The first time I cooked breakfast for my mother-in-law Wilma, she watched carefully as I broke some eggs into a bowl. Before I could add any liquid, she casually asked, “Do you use water or milk for your scrambled eggs?”
Gulp. “Water?” I asked more than said. Ding ding ding. It was the right answer. Dodged that bullet.
When I first met Wilma, she cooked her bacon in a skillet like my mom. In her later years, however, she would cut each slice of bacon in half and place them on a paper towel; she would then cover the bacon with another paper towel and cook them in the microwave. The bacon always turned out perfectly.
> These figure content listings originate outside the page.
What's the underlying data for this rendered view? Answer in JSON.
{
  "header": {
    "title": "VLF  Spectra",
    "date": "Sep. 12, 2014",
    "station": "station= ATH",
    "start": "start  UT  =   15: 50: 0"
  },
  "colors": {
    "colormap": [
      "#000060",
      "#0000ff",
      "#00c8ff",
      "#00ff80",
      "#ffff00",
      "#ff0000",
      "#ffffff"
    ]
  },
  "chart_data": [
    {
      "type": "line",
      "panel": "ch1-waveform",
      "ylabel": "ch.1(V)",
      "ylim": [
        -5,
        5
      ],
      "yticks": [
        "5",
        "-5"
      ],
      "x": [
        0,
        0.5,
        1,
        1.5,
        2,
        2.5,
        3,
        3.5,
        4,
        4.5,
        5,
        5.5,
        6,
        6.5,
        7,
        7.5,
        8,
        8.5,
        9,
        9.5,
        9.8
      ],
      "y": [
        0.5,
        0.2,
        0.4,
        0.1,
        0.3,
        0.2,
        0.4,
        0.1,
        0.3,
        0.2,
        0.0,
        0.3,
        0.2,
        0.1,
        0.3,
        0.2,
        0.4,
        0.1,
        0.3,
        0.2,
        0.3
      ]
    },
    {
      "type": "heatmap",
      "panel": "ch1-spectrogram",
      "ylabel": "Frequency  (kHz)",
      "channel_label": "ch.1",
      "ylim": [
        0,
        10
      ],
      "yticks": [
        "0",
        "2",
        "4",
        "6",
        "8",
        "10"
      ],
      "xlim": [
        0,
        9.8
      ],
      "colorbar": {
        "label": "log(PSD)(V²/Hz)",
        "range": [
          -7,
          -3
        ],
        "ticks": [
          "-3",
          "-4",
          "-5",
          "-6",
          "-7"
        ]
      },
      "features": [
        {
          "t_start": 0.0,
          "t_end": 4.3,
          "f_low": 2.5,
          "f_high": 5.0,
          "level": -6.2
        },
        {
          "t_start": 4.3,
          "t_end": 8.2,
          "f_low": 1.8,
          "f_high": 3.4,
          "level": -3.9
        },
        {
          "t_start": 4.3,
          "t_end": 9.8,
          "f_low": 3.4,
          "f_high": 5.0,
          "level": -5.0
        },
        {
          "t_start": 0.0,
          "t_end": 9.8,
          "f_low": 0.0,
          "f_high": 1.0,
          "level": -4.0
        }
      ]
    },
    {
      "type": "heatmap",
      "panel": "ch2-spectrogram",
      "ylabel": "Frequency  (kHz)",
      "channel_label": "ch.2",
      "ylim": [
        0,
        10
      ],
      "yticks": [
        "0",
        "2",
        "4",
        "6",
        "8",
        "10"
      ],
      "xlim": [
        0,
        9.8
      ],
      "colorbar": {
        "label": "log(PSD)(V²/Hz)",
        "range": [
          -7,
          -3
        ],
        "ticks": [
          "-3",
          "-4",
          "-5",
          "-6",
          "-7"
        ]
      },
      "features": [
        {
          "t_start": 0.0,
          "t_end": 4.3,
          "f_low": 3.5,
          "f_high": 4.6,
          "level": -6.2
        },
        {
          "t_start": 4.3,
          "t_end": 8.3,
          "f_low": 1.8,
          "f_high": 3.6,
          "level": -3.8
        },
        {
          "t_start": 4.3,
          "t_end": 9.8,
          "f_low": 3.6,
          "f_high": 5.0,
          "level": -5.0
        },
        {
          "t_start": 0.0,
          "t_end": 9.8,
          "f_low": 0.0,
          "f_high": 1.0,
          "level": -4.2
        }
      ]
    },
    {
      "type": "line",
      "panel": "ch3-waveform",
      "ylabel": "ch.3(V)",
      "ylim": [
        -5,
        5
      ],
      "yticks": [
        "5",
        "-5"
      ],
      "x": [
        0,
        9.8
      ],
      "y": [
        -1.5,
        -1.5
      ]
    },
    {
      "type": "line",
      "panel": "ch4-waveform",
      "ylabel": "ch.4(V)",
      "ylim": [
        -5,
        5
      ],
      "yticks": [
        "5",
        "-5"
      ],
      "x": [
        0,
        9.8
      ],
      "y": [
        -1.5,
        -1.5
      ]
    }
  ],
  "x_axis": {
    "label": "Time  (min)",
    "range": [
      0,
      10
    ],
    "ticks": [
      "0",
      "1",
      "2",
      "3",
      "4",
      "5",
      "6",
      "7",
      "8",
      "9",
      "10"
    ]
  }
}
My daughter-in-law Jll does the same thing. She always (or at least always when I’m there) cooks her bacon in the microwave and it always turns out perfectly. I have tried it my friends. It is safe to say that it has never – NEVER – turned out even close to right. Here’s what happens every single time: I lay the bacon on the paper towel and cover it with another paper towel. I set the timer for the correct amount of time (there is a formula for how many minutes to cook based on how many slices you’re cooking). I check the bacon and it is limp and undercooked. I cook it for another minute. I check it and it is undercooked. I cook it for another minute. I check it and it is undercooked. I cook it for another minute. I check it and it has disintegrated into a dust that formerly was known as bacon. Sigh.
So I continue to cut my bacon in half in imitation of Wilma and cook my bacon in a skillet in imitation of my mother.
Bill and I enjoy the bacon as part of our breakfast. And here’s my dirty little secret: One of my favorite ways to eat bacon is on buttered white toast. There’s something about the butter mixed with the bacon grease that is just good, if it isn’t healthy.
And, also like my mother, I cook my eggs in the bacon grease, breaking the yolk on one for Bill…..
And, while I’m not a huge breakfast eater, there is hardly anything better than bacon and eggs and white toast, just like Bill’s father ate every morning of his married life.